Richards is my favorite historian of Spain.

Trusting Authority

So it turns out that people who voted to hand over all of the power in all of our inter-departmental decisions to a single administrator did so because they didn’t have time to read the proposal and just voted “yes” mechanically. I have no idea how it makes sense to vote in favor of something when you have no idea what that something is. It would make a lot more sense to vote “no” on a new proposal with which you are unfamiliar if the current state of things seems to work.

I will never understand people. How did they know they were not voting “yes” to, say, having their salaries cut in half if they didn’t bother to read the proposal? Where is this unquestioning trust of authority coming from? Why do they automatically assume that everything done by an administrator is done solely for their benefit and can never be detrimental to them?

Hello, this is America. Aren’t we supposed to have an innate distrust of any authority?

Good Students

Obviously, I like good students but sometimes their very goodness becomes annoying. Today is the last day of class, it snows, I’m losing my voice, and all I wanted to do after class is go buy myself an enormous cup of coffee. But then all of the best students in my course wanted to come to my office to find out what their grade is before the final exam. Because, apparently, getting 98-100% on every assignment can lead to anything other than an A.
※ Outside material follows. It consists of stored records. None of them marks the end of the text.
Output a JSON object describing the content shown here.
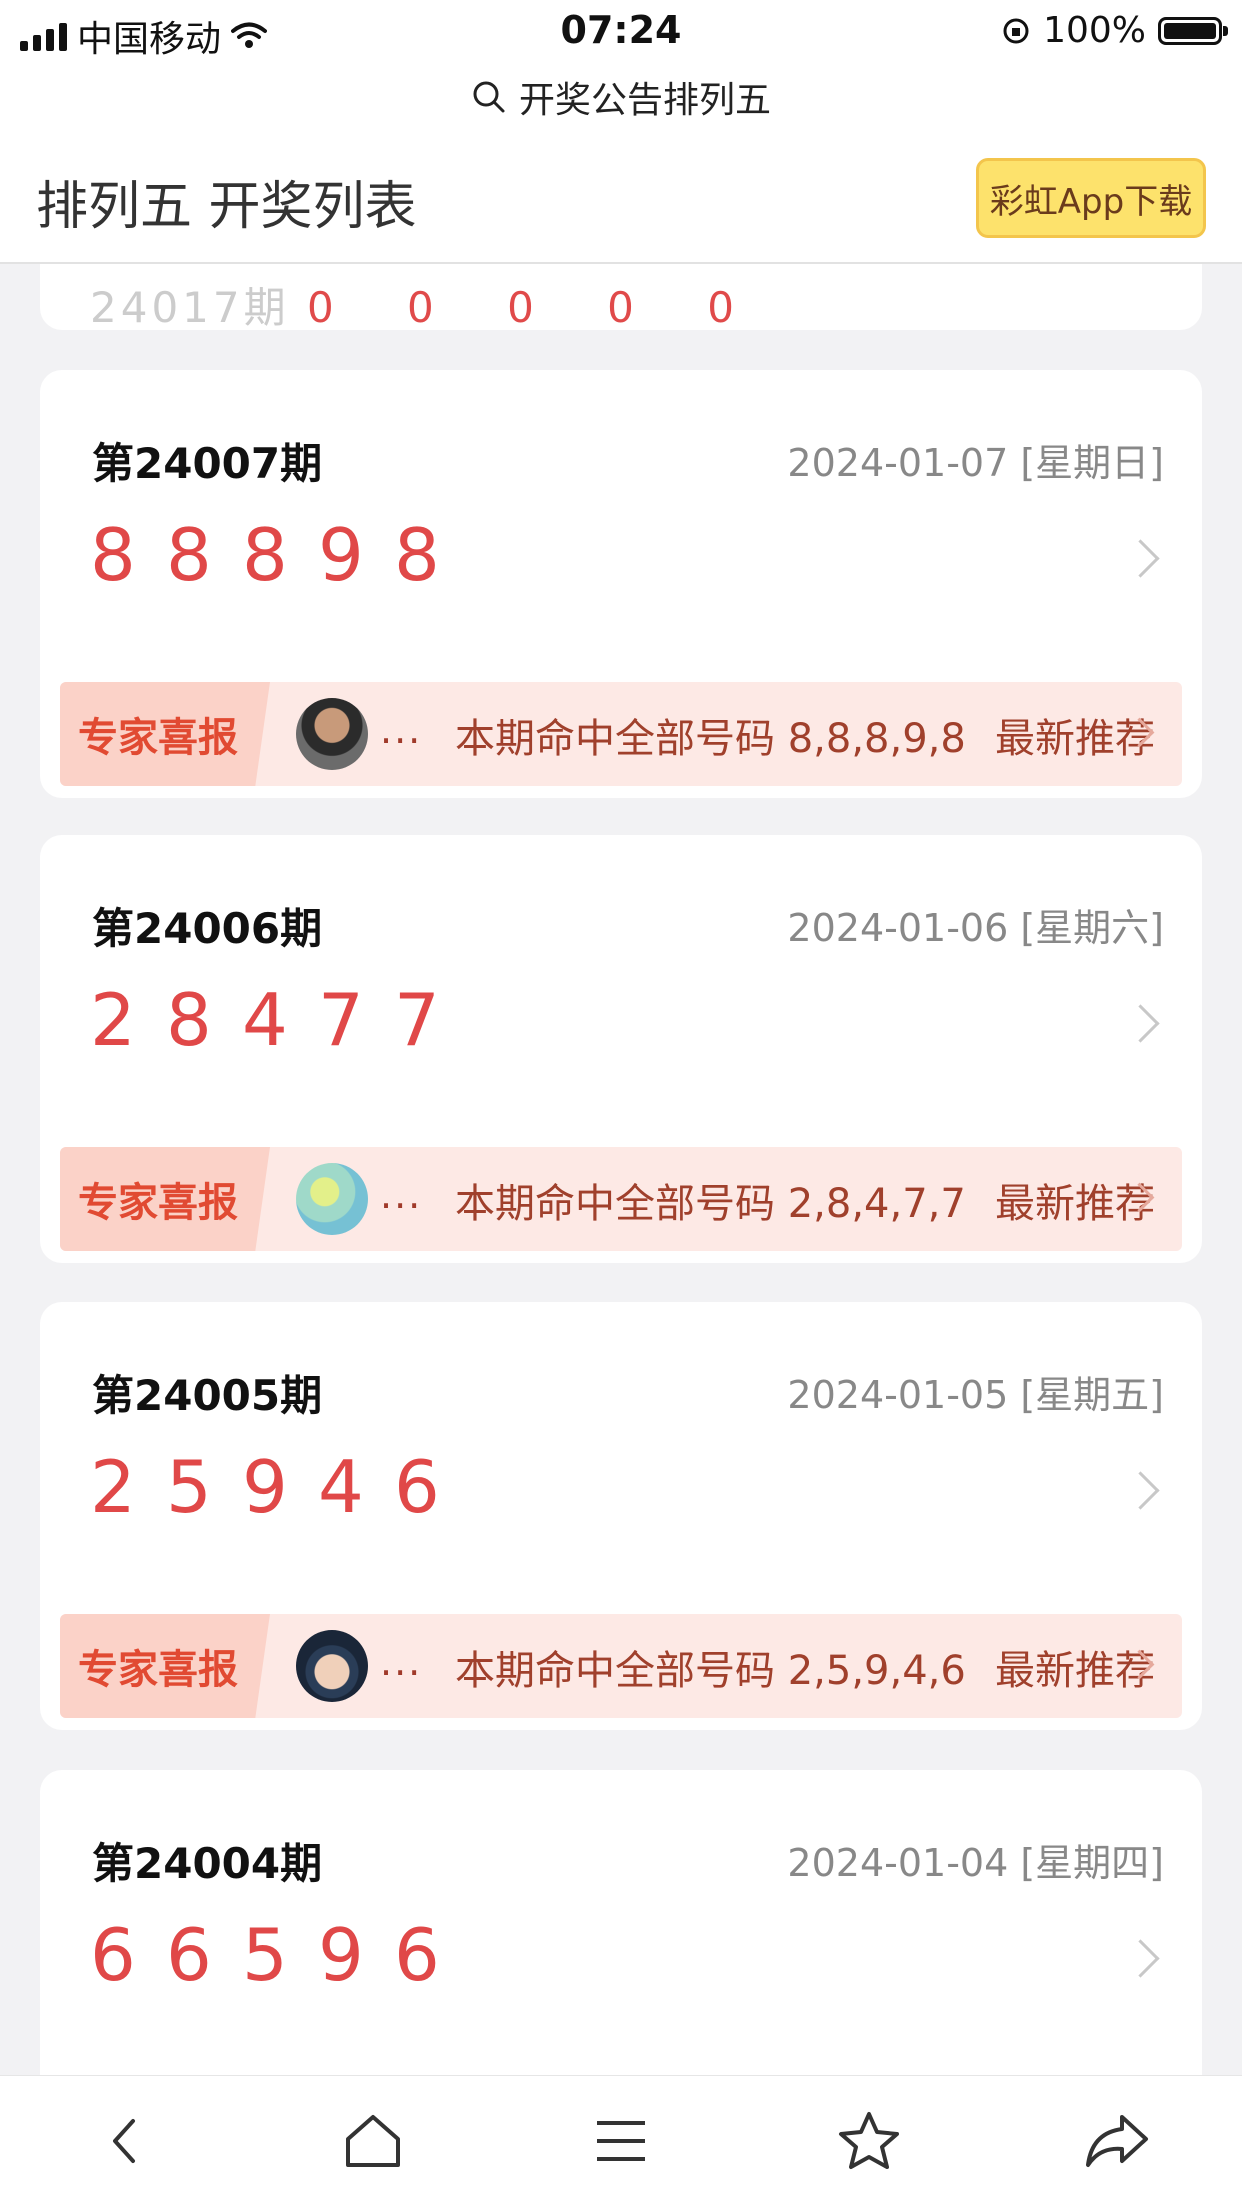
{
  "status_bar": {
    "carrier": "中国移动",
    "time": "07:24",
    "battery": "100%"
  },
  "address_bar": {
    "text": "开奖公告排列五"
  },
  "header": {
    "title": "排列五 开奖列表",
    "download_button": "彩虹App下载"
  },
  "partial_card": {
    "issue": "24017期",
    "numbers": "0 0 0 0 0"
  },
  "draws": [
    {
      "issue": "第24007期",
      "date": "2024-01-07 [星期日]",
      "numbers": [
        "8",
        "8",
        "8",
        "9",
        "8"
      ],
      "expert_tag": "专家喜报",
      "ellipsis": "...",
      "hit_text": "本期命中全部号码 8,8,8,9,8",
      "recommend": "最新推荐",
      "avatar": "person-photo"
    },
    {
      "issue": "第24006期",
      "date": "2024-01-06 [星期六]",
      "numbers": [
        "2",
        "8",
        "4",
        "7",
        "7"
      ],
      "expert_tag": "专家喜报",
      "ellipsis": "...",
      "hit_text": "本期命中全部号码 2,8,4,7,7",
      "recommend": "最新推荐",
      "avatar": "text-image"
    },
    {
      "issue": "第24005期",
      "date": "2024-01-05 [星期五]",
      "numbers": [
        "2",
        "5",
        "9",
        "4",
        "6"
      ],
      "expert_tag": "专家喜报",
      "ellipsis": "...",
      "hit_text": "本期命中全部号码 2,5,9,4,6",
      "recommend": "最新推荐",
      "avatar": "baby-photo"
    },
    {
      "issue": "第24004期",
      "date": "2024-01-04 [星期四]",
      "numbers": [
        "6",
        "6",
        "5",
        "9",
        "6"
      ]
    }
  ],
  "tab_bar": {
    "icons": [
      "back-icon",
      "home-icon",
      "menu-icon",
      "star-icon",
      "share-icon"
    ]
  },
  "colors": {
    "number_red": "#e04848",
    "download_yellow": "#fde26c",
    "expert_bg": "#fde9e5",
    "expert_tag": "#e14a32"
  }
}
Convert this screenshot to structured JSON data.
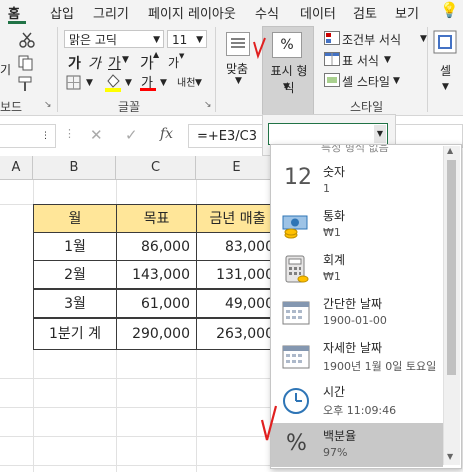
{
  "tabs": [
    "홈",
    "삽입",
    "그리기",
    "페이지 레이아웃",
    "수식",
    "데이터",
    "검토",
    "보기"
  ],
  "clipboard": {
    "cut_partial": "기",
    "label_partial": "보드"
  },
  "font": {
    "name": "맑은 고딕",
    "size": "11",
    "bold_partial": "가",
    "italic_partial": "가",
    "underline_partial": "가",
    "grow": "가",
    "shrink": "가",
    "fill_color": "#ffff00",
    "font_color_label": "가",
    "font_color": "#ff0000",
    "phonetic": "내천",
    "group_label": "글꼴"
  },
  "alignment": {
    "label": "맞춤"
  },
  "number": {
    "label": "표시 형식",
    "icon_text": "%"
  },
  "styles": {
    "conditional": "조건부 서식",
    "table": "표 서식",
    "cell": "셀 스타일",
    "group_label": "스타일"
  },
  "cells_group": {
    "label": "셀"
  },
  "formula": {
    "fx": "fx",
    "value": "=+E3/C3"
  },
  "columns": [
    "A",
    "B",
    "C",
    "E"
  ],
  "table": {
    "headers": [
      "월",
      "목표",
      "금년 매출"
    ],
    "rows": [
      [
        "1월",
        "86,000",
        "83,000"
      ],
      [
        "2월",
        "143,000",
        "131,000"
      ],
      [
        "3월",
        "61,000",
        "49,000"
      ],
      [
        "1분기 계",
        "290,000",
        "263,000"
      ]
    ],
    "header_color": "#ffe699"
  },
  "number_format_dropdown": {
    "cut_top": "특정 형식 없음",
    "options": [
      {
        "title": "숫자",
        "sample": "1",
        "icon": "number-12-icon"
      },
      {
        "title": "통화",
        "sample": "₩1",
        "icon": "currency-icon"
      },
      {
        "title": "회계",
        "sample": "₩1",
        "icon": "accounting-icon"
      },
      {
        "title": "간단한 날짜",
        "sample": "1900-01-00",
        "icon": "calendar-icon"
      },
      {
        "title": "자세한 날짜",
        "sample": "1900년 1월 0일 토요일",
        "icon": "calendar-icon"
      },
      {
        "title": "시간",
        "sample": "오후 11:09:46",
        "icon": "clock-icon"
      },
      {
        "title": "백분율",
        "sample": "97%",
        "icon": "percent-icon"
      }
    ],
    "selected": "백분율"
  },
  "annotation_color": "#e02020"
}
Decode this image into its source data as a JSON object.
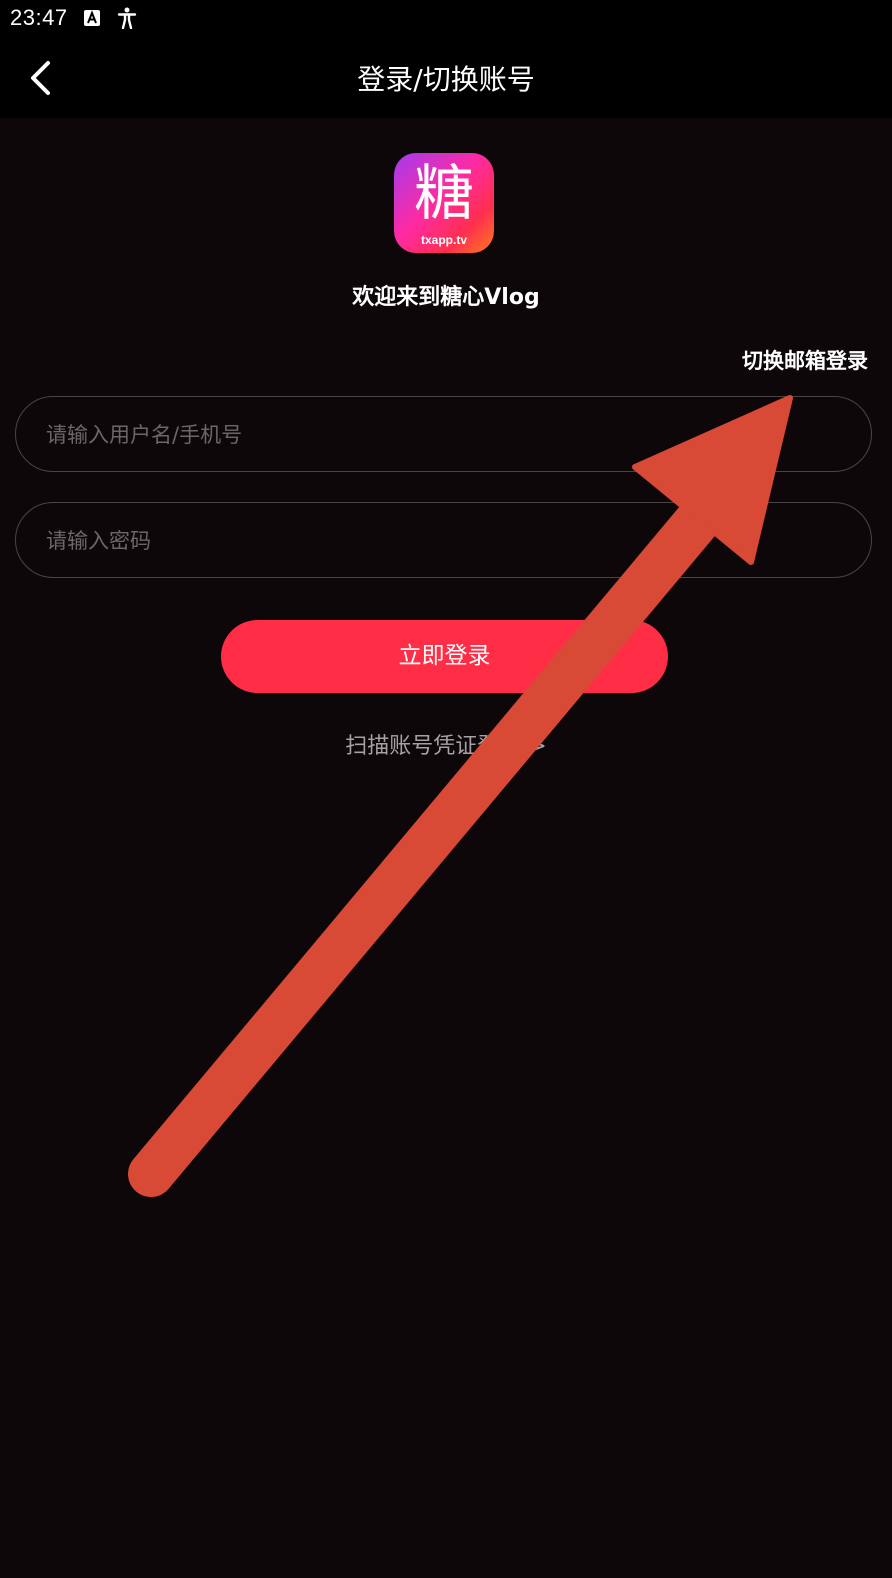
{
  "status_bar": {
    "time": "23:47",
    "icons": [
      "a-notification-icon",
      "accessibility-icon"
    ]
  },
  "app_bar": {
    "title": "登录/切换账号",
    "back_icon": "chevron-left-icon"
  },
  "logo": {
    "glyph": "糖",
    "domain": "txapp.tv"
  },
  "welcome_text": "欢迎来到糖心Vlog",
  "switch_email_label": "切换邮箱登录",
  "form": {
    "username_placeholder": "请输入用户名/手机号",
    "username_value": "",
    "password_placeholder": "请输入密码",
    "password_value": "",
    "login_label": "立即登录"
  },
  "scan_link_label": "扫描账号凭证登录 >",
  "colors": {
    "background": "#0d070a",
    "bar": "#000000",
    "accent": "#ff2d45",
    "input_border": "#4a4446",
    "placeholder": "#6b6668",
    "annotation_arrow": "#d84a35"
  }
}
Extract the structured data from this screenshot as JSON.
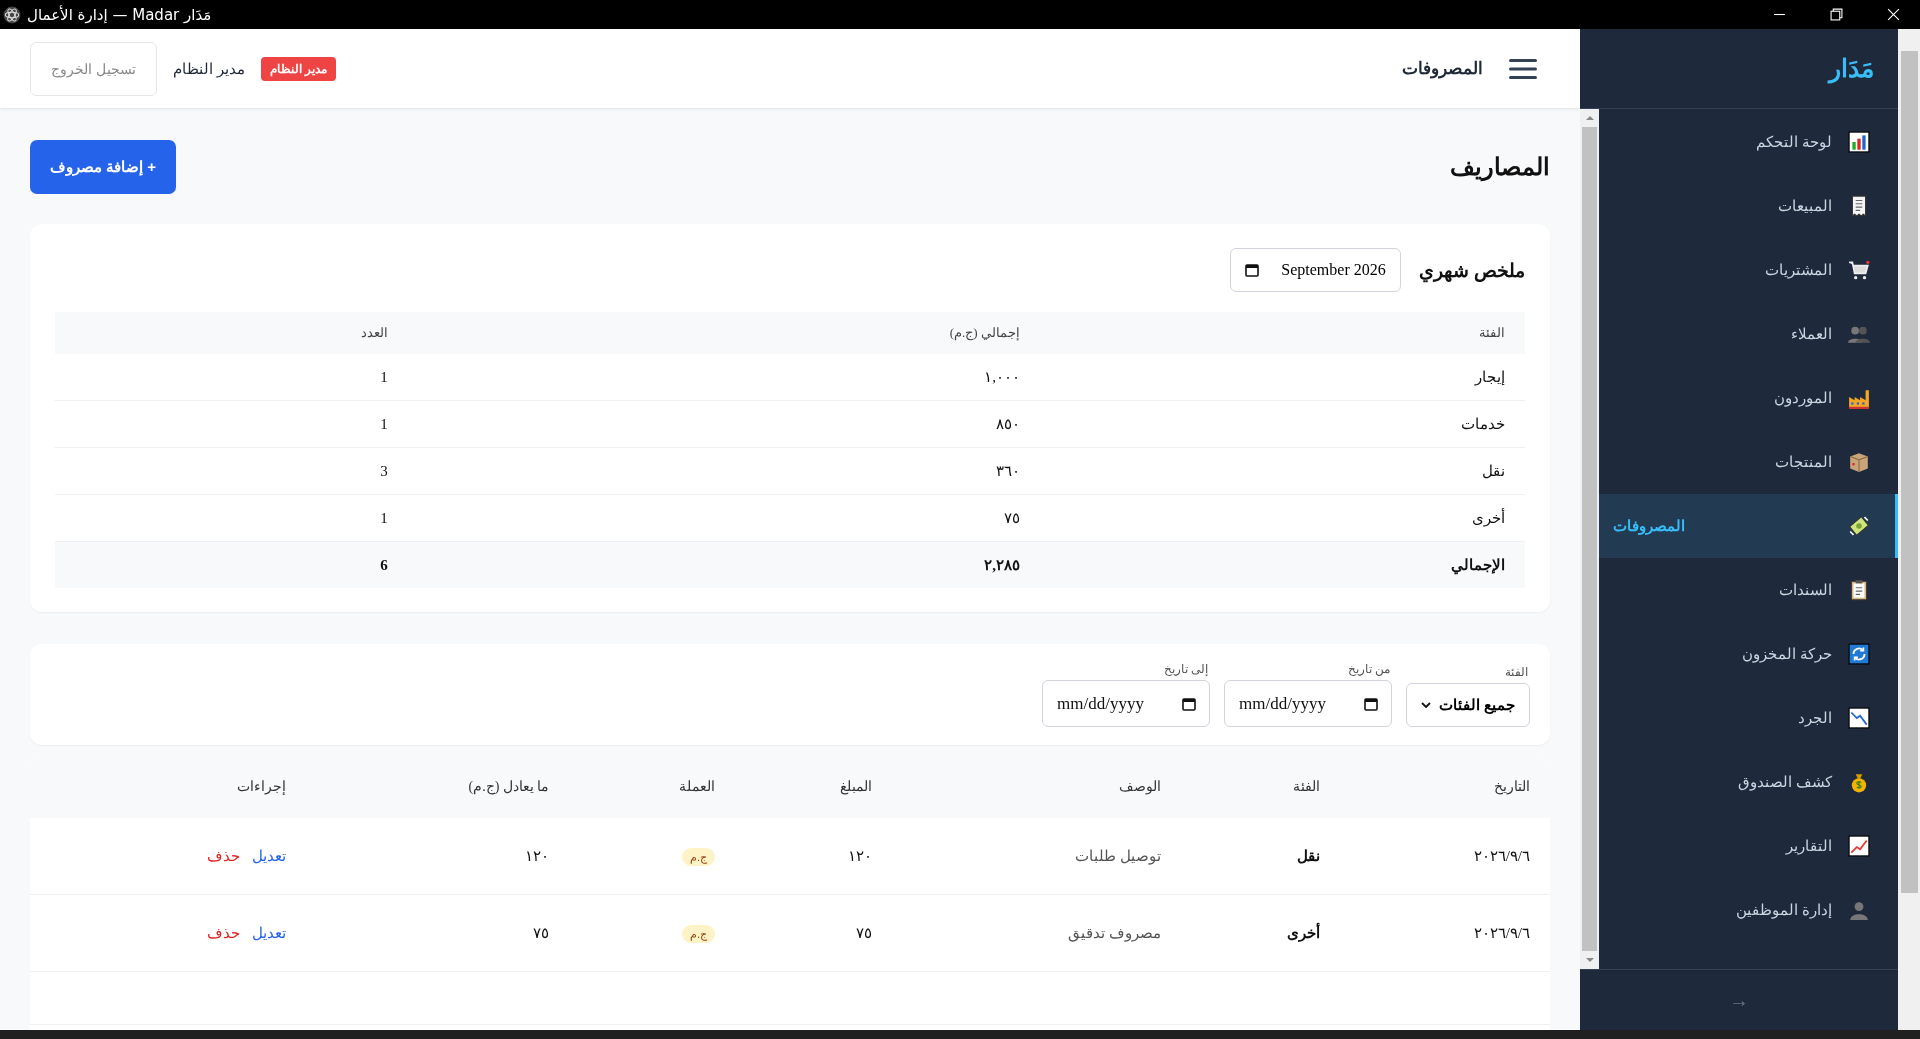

Isn’t it funny how the best students are always a lot more worried about their grades than the ones who are about to fail?

Surreptitious

So we are collecting money for a Christmas gift to our office support specialist. I put money in an envelope, walked over to the Chair’s office, and gave him the envelope. He looked into the envelope and said, “Oh, thank you for writing this letter of recommendation! He will benefit from this study abroad program because they offer this Intermediate level course he lacks to complete his Focus and start his Minor. Is the text of the exam in the envelope, too?”

“OK,” I though. “The man has gone batty in his dotage and is enacting with me an eerily familiar scene of surreptitious bribe-taking.”

“Yes, it’s all there, the exam, the letter, everything,” I mumbled and backed out of the office.

That was when I realized that the recipient of the gift was standing right behind me and the Chair had simply been trying to prevent her from guessing that we were in the process of collecting money for her gift.